Une partie des étudiants semblait être prêt à jouer le jeu, "nous avons beaucoup bossé le fond de ces questions, pour être pertinent sur nos argumentaires", mais d'autres continuaient à plaider le boycott, voire l'interruption du débat. Pancartes, banderoles et slogans étaient d'ailleurs prévus.
La mission de notre école est de donner à débattre tous les points de vue, de favoriser les discussions à caractère contradictoire.
Jean-Philippe Heurtin, directeur de l'institut d'études politiques de Strasbourg
Face au risque de voir le débat déraper, la direction a donc préféré jeter l'éponge. Pour cette fois. "Nous déplorons qu'un débat contradictoire avec le représentant d'une multinationale de l'énergie, n'ait pu avoir lieu. Cette situation inédite vient bafouer les valeurs de notre école qui sont celles de la libre confrontation des points de vue, du débat républicain et de la culture démocratique", martèle Emmanuel Droit, responsable des études, dans un message adressé aux étudiants.
Et Jean-Philippe Heurtin d'expliquer par téléphone: "Nous allons avoir de vraies discussions, en interne, avec les étudiants, pour trouver les bonnes manières de faire perdurer la culture du débat dans notre école. C'est notre mission, estime Jean-Philippe Heurtin. Nul n'est proscrit dans notre établissement, nous devons être ouverts à tous les points de vue, et offrir le cadre pédagogique et civique à la libre confrontation des débats."

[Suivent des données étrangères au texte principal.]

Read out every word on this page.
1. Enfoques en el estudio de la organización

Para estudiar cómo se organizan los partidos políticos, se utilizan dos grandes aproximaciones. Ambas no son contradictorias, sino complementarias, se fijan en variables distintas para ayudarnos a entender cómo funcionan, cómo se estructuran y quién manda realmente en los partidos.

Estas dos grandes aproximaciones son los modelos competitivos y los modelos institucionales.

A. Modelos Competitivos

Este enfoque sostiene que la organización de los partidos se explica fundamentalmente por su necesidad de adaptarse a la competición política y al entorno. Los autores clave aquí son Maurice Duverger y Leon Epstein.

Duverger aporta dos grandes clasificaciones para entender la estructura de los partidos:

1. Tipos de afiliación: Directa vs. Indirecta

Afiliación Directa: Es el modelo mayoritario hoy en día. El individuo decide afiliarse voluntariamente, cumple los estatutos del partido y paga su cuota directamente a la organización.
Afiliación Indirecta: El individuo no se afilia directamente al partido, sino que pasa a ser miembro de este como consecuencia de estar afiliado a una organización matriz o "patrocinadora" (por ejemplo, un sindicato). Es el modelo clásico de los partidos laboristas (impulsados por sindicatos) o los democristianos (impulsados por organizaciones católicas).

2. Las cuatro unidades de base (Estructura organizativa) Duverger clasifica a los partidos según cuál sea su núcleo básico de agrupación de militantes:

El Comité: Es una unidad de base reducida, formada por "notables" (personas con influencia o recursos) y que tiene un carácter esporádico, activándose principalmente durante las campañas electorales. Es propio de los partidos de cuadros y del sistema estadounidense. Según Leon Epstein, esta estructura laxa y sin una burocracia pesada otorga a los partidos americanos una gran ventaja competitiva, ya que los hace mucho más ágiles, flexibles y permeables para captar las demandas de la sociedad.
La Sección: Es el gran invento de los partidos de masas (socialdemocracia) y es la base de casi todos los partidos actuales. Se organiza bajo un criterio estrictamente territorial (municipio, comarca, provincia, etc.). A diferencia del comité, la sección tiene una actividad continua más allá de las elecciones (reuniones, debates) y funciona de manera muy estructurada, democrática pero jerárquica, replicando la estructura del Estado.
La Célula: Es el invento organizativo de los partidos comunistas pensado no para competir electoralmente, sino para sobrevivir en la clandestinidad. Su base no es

Total, donateur de l'université de Strasbourg
Quant à savoir si Thierry Pflimlin, ancien étudiant de l'école, mais également donateur - "un vrai conflit d'intérêt !" s'insurgent les étudiants - sera invité ultérieurement, rien de définitif. "Je veux être très clair là-dessus, affirme Jean-Philippe Heurtin, les donateurs ne servent qu'à soutenir nos étudiants boursiers. Il n'y a aucune ingérence de ce côté-là!"
Le directeur marketing d'un groupe comme Total, avec ses éléments de langage et sa maîtrise de la langue de bois, n'a pas sa place comme interlocuteur sur un thème aussi important que la géopolitique de l'énergie.
Une étudiante de l'IEP, membre de l'association Alter'Bureau
"Au-delà du mécénat de M. Pflimlin comme ancien étudiant, ce que nous dénonçons, c'est surtout le financement de l'université de Strasbourg par des groupes comme Total, déplore cette étudiante, impliquée dans la mobilisation. Il faut avoir une vraie réflexion sur ces partenariats, il faut que ça s'arrête. Sciences Po Paris par exemple y a mis fin l'an dernier..."
Des étudiants qui restent extrêmement vigilants donc, mais satisfaits d'avoir été, pour cette fois, entendus. "Nous avions lancé la pétition pour obtenir l'annulation, nous sommes donc contents. Nous déplorons d'être trop peu souvent écoutés, là, notre mobilisation a payé".